Stock markets never use much energy. Vigorous economies always do.

Equity markets are wheezing while the US economy-however tentatively-purrs. Markets for company shares eventually will realign themselves with economic fundamentals. The question of the moment is whether the mutual direction then will be upward or downward.

Continuation of the economy's solid performance-US gross domestic product in the first 3 months of 2002 grew at a robust rate of 6.1%/year-might pull equity markets out of their slides. On the other hand, stubborn market torpor might sabotage economic recovery by further slowing investment and reversing currently buoyant spending by consumers.

This is the most important uncertainty confronting the oil and gas industry. As the US economy-not the stock market-goes, so will go demand for energy in its various forms-and not just in the US.

Economic reassurance

Reassurance about the US economy came July 17 in a semiannual report to Congress on monetary policy by Federal Reserve Board Chairman Alan Greenspan. He took heart in the "mildness and brevity" of the downturn in an economy hit by slumping equity markets, slowing investment, and the terrorist attacks of last Sept. 11. While uncertainties remain, Greenspan said, "the fundamentals are in place for a return to sustained healthy growth: Imbalances in inventories and capital goods appear largely to have been worked off; inflation is quite low and is expected to remain so; and productivity growth has been remarkably strong, implying considerable underlying support to household and business spending as well as potential relief from cost and price pressures."

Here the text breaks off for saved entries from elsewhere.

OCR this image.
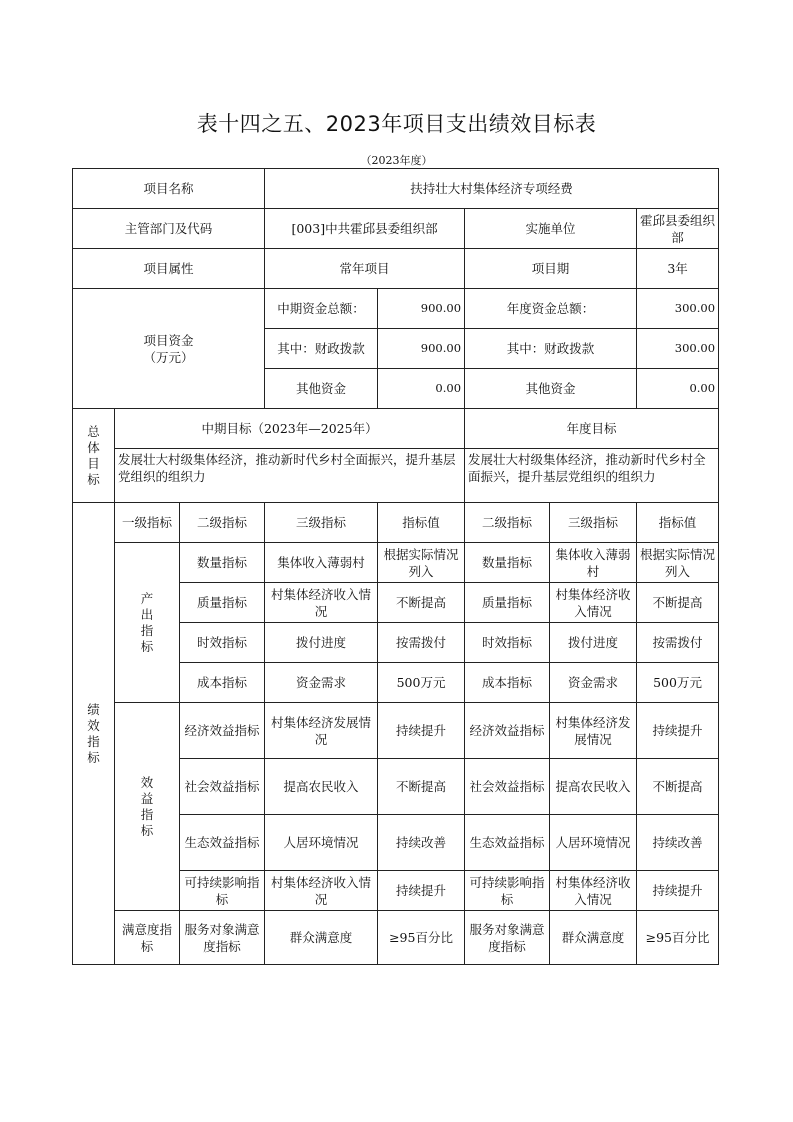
表十四之五、2023年项目支出绩效目标表
（2023年度）
项目名称			扶持壮大村集体经济专项经费				
主管部门及代码			[003]中共霍邱县委组织部		实施单位		霍邱县委组织部
项目属性			常年项目		项目期		3年

项目资金
（万元）			中期资金总额：	900.00	年度资金总额：		300.00
			其中：财政拨款	900.00	其中：财政拨款		300.00
			其他资金	0.00	其他资金		0.00

总体目标	中期目标（2023年—2025年）				年度目标		
	发展壮大村级集体经济，推动新时代乡村全面振兴，提升基层党组织的组织力				发展壮大村级集体经济，推动新时代乡村全面振兴，提升基层党组织的组织力		

绩效指标	一级指标	二级指标	三级指标	指标值	二级指标	三级指标	指标值

	产出指标	数量指标	集体收入薄弱村	根据实际情况列入	数量指标	集体收入薄弱村	根据实际情况列入
		质量指标	村集体经济收入情况	不断提高	质量指标	村集体经济收入情况	不断提高
		时效指标	拨付进度	按需拨付	时效指标	拨付进度	按需拨付
		成本指标	资金需求	500万元	成本指标	资金需求	500万元

	效益指标	经济效益指标	村集体经济发展情况	持续提升	经济效益指标	村集体经济发展情况	持续提升
		社会效益指标	提高农民收入	不断提高	社会效益指标	提高农民收入	不断提高
		生态效益指标	人居环境情况	持续改善	生态效益指标	人居环境情况	持续改善
		可持续影响指标	村集体经济收入情况	持续提升	可持续影响指标	村集体经济收入情况	持续提升
	满意度指标	服务对象满意度指标	群众满意度	≥95百分比	服务对象满意度指标	群众满意度	≥95百分比
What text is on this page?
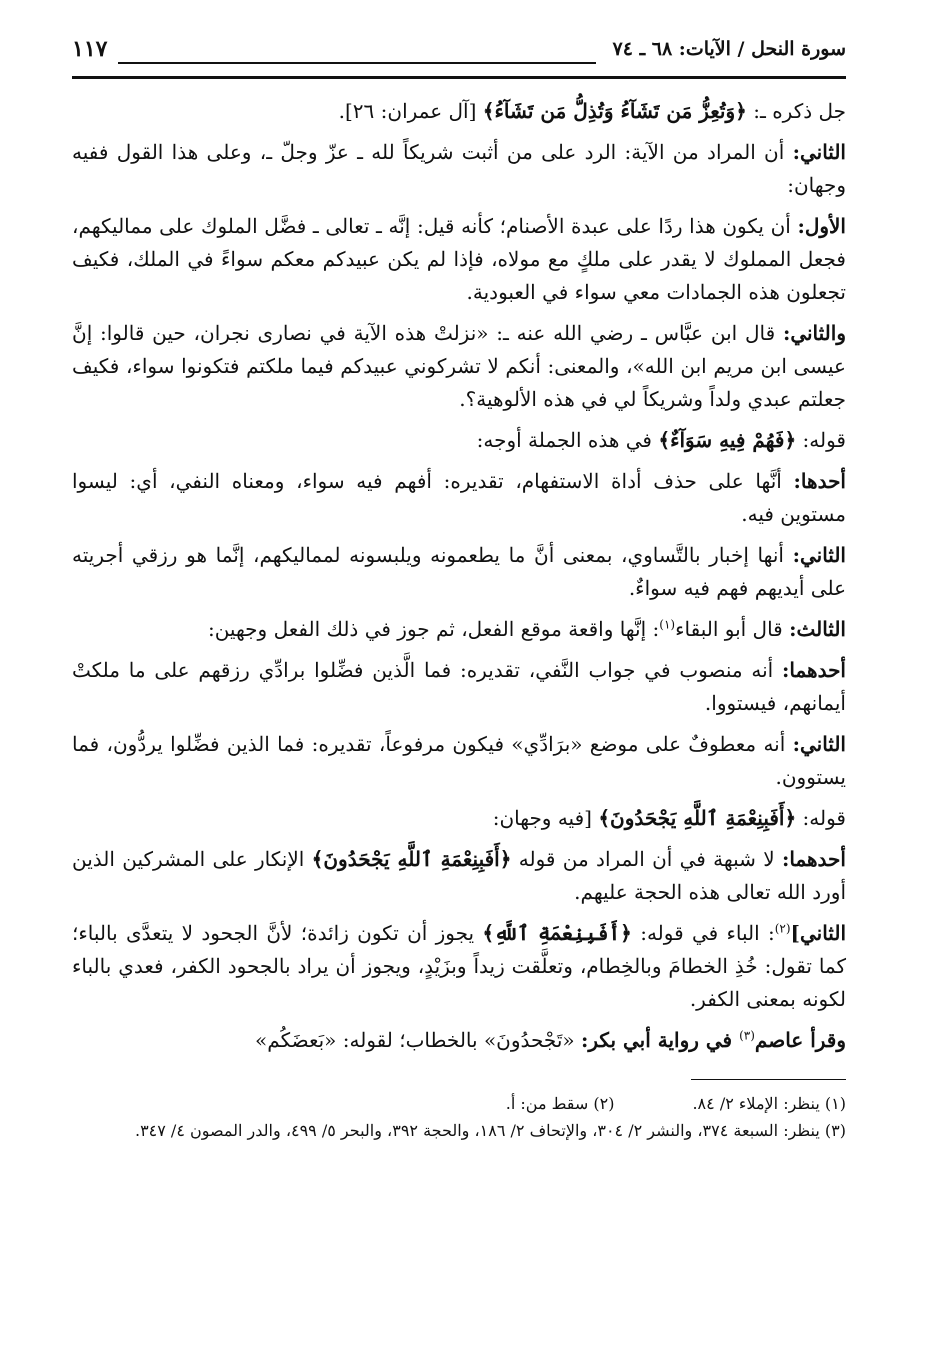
سورة النحل / الآيات: ٦٨ ـ ٧٤
١١٧

جل ذكره ـ: ﴿وَتُعِزُّ مَن تَشَآءُ وَتُذِلُّ مَن تَشَآءُ﴾ [آل عمران: ٢٦].

الثاني: أن المراد من الآية: الرد على من أثبت شريكاً لله ـ عزّ وجلّ ـ، وعلى هذا القول ففيه وجهان:

الأول: أن يكون هذا ردًا على عبدة الأصنام؛ كأنه قيل: إنَّه ـ تعالى ـ فضَّل الملوك على مماليكهم، فجعل المملوك لا يقدر على ملكٍ مع مولاه، فإذا لم يكن عبيدكم معكم سواءً في الملك، فكيف تجعلون هذه الجمادات معي سواء في العبودية.

والثاني: قال ابن عبَّاس ـ رضي الله عنه ـ: «نزلتْ هذه الآية في نصارى نجران، حين قالوا: إنَّ عيسى ابن مريم ابن الله»، والمعنى: أنكم لا تشركوني عبيدكم فيما ملكتم فتكونوا سواء، فكيف جعلتم عبدي ولداً وشريكاً لي في هذه الألوهية؟.

قوله: ﴿فَهُمْ فِيهِ سَوَآءٌ﴾ في هذه الجملة أوجه:

أحدها: أنَّها على حذف أداة الاستفهام، تقديره: أفهم فيه سواء، ومعناه النفي، أي: ليسوا مستوين فيه.

الثاني: أنها إخبار بالتَّساوي، بمعنى أنَّ ما يطعمونه ويلبسونه لمماليكهم، إنَّما هو رزقي أجريته على أيديهم فهم فيه سواءٌ.

الثالث: قال أبو البقاء$^{(١)}$: إنَّها واقعة موقع الفعل، ثم جوز في ذلك الفعل وجهين:

أحدهما: أنه منصوب في جواب النَّفي، تقديره: فما الَّذين فضِّلوا برادِّي رزقهم على ما ملكتْ أيمانهم، فيستووا.

الثاني: أنه معطوفٌ على موضع «برَادِّي» فيكون مرفوعاً، تقديره: فما الذين فضِّلوا يردُّون، فما يستوون.

قوله: ﴿أَفَبِنِعْمَةِ ٱللَّهِ يَجْحَدُونَ﴾ [فيه وجهان:

أحدهما: لا شبهة في أن المراد من قوله ﴿أَفَبِنِعْمَةِ ٱللَّهِ يَجْحَدُونَ﴾ الإنكار على المشركين الذين أورد الله تعالى هذه الحجة عليهم.

الثاني]$^{(٢)}$: الباء في قوله: ﴿أَفَبِنِعْمَةِ ٱللَّهِ﴾ يجوز أن تكون زائدة؛ لأنَّ الجحود لا يتعدَّى بالباء؛ كما تقول: خُذِ الخطامَ وبالخِطام، وتعلَّقت زيداً وبزَيْدٍ، ويجوز أن يراد بالجحود الكفر، فعدي بالباء لكونه بمعنى الكفر.

وقرأ عاصم$^{(٣)}$ في رواية أبي بكر: «تَجْحدُونَ» بالخطاب؛ لقوله: «بَعضَكُم»

(١) ينظر: الإملاء ٢/ ٨٤.
(٢) سقط من: أ.
(٣) ينظر: السبعة ٣٧٤، والنشر ٢/ ٣٠٤، والإتحاف ٢/ ١٨٦، والحجة ٣٩٢، والبحر ٥/ ٤٩٩، والدر المصون ٤/ ٣٤٧.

Greenspan's measured confidence wasn't enough to rescue equity prices, however. The day he spoke was one of the worst ever for the stock market. And the plunge continued. On July 22, the widely watched Dow Jones Industrial Average fell below 8,000 for the first time since October 1998. As recently as last March the average had been 25% higher.

Equity markets, of course, have been distracted lately from economic fundamentals they usually track. Multiple disclosures about corporate fraud, compounded by auditing lapses, have investors wondering what to believe in company reports. Flocks of them are reported to be fleeing the market. Because of the panic, analysts last week professed not to know where stock-price plunges might end.

Political pressure is intense for US President George W. Bush to reverse the trend. It's an election year. Presidents get blame or credit for economic developments whether or not they have anything to do with them. By that standard, Bush should benefit from the economy's apparent resiliency. But his opponents naturally focus on the reeling stock market as the proxy for national economic health. That's where the bad news is. And that's politics.

Bush, in fact, can't do anything about equity values and shouldn't try. He can do something about the panic depressing equity values, though, and says he eagerly will. He can sign tough legislation that at this writing was due any minute from Congress to treat corporate fraud as the serious crime that it is, to police accounting and auditing systems that have failed at self-regulation, and to provide for strong enforcement. That's the best antidote available for the recent panic, especially if accompanied by aggressive prosecution of business miscreants who have soiled the system that enriched them.

Opportunity for industry

For the oil and gas industry, disengagement of equity markets from economic indicators creates an opportunity. The popular tendency over at least the past decade has been to equate economic activity with aggregate equity values and to isolate energy consumption for regulation as strictly an environmentally regrettable phenomenon. In fact, energy consumption by nature represents work performed and is therefore a better proxy for economic conditions than the stock market. Beyond its environmental disadvantages, which have proven to be very manageable, energy consumption is a prime factor of national prosperity.

The US needed the reminder that equity prices are giving it that an economy is more than financial markets. With Congress now grappling over energy legislation, the country could use a further reminder about the inseparability of energy consumption and human well-being. Divergence of economic and market indicators makes this a good time for the industry to provide it.